Pour Serge Morand (p. 64), la déforestation constitue le premier facteur d’émergence des maladies infectieuses. Selon Jean-François Guégan, l’homme crée, par ses activités, des « territoires d’émergence ». Rodolphe Gozlan montre que l’abattage des arbres a pour effet d’ouvrir de la lumière sur les milieux aquatiques, ce qui permet aux oiseaux de chasser plus facilement les poissons, qui eux-mêmes se nourrissaient de petits insectes invertébrés, lesquels, faute de prédateurs, vont se mettre à pulluler. De plus, l’arrivée de lumière provoque une augmentation de la température et une baisse de l’oxygénation de l’eau, ce qui modifie les conditions physico-chimiques du milieu aquatique ; cela favorise le développement des microalgues (ou périphyton) où la bactérie est présente. Les petits insectes vertébrés broutent ces microalgues et se chargent en mycobactéries, car ils sont ce qu’on appelle des « hôtes compétents », autrement dit aptes à héberger l’agent infectieux.
Matthew Baylis met en évidence le rôle des animaux domestiques dans la transmission des pathogènes. Les animaux domestiques constituent un pont épidémiologique entre les animaux sauvages et les humains.
Pour Malik Peiris, le rôle des élevages intensifs de poulets pour le risque de pandémie de grippe, par exemple, est énorme. D’abord, parce que les poulets des grands élevages sont des clones du point de vue génétique. Quand le virus y pénètre, il peut se transmettre très facilement, puis contribuer à la création de souches virulentes. Cet avis est partagé par Benjamin Roche, qui revient sur la caractéristique du virus de la grippe H1N1.

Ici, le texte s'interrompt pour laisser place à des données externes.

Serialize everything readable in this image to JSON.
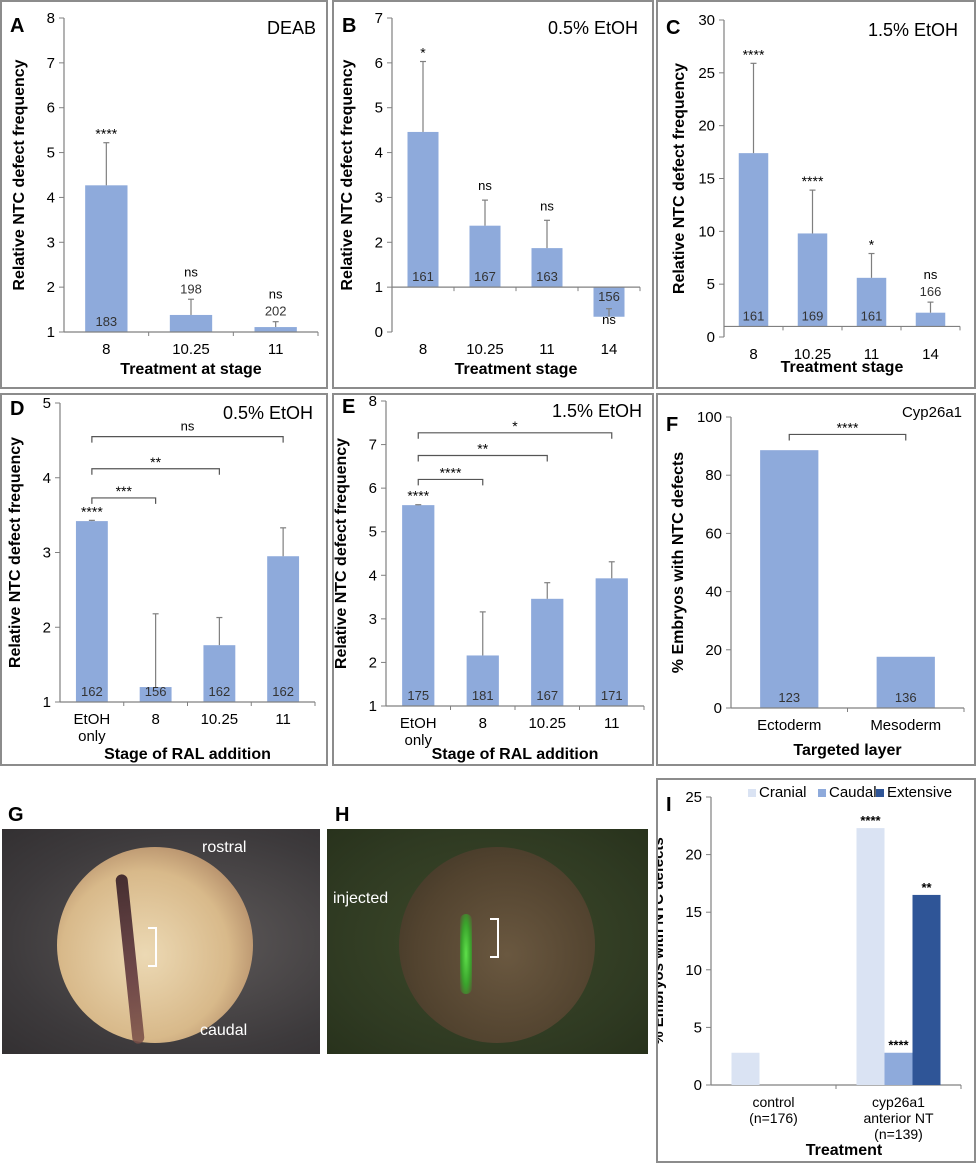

Que retenir de cet ouvrage, si ce n’est que la situation est tellement grave que les scientifiques doivent impérativement s’engager en faisant pression sur les politiques et en contribuant à la mobilisation des citoyens. Pour cela, il faut que leur savoir montre non seulement qu’un autre monde est possible, mais qu’il est désirable. En apportant enfin une vision d’ensemble, accessible à tous, Marie-Monique Robin contribue à dissiper le grand aveuglement collectif qui empêchait d’agir. Le constat est sans appel : la destruction des écosystèmes par la déforestation, l’urbanisation, l’agriculture industrielle et la globalisation économique menace directement la santé planétaire. Ce qui confirme la thèse de e Didier Raoult (2020, p. 100) « qu’il faut toujours garder à l’esprit que les maladies infectieuses sont des maladies d’écosystème ».
Cette destruction est à l’origine des « zoonoses », transmises par des animaux aux humains : d’Ébola à la Covid-19, elles font partie des « nouvelles maladies émergentes » qui se multiplient, par des mécanismes clairement expliqués dans ce livre. Où on verra aussi comment, si rien n’est fait, d’autres pandémies, pires encore, suivront. Et pourquoi, plutôt que la course vaine aux vaccins ou le confinement chronique de la population, le seul antidote est la préservation de la biodiversité, impliquant d’en finir avec l’emprise délétère du modèle économique dominant sur les écosystèmes.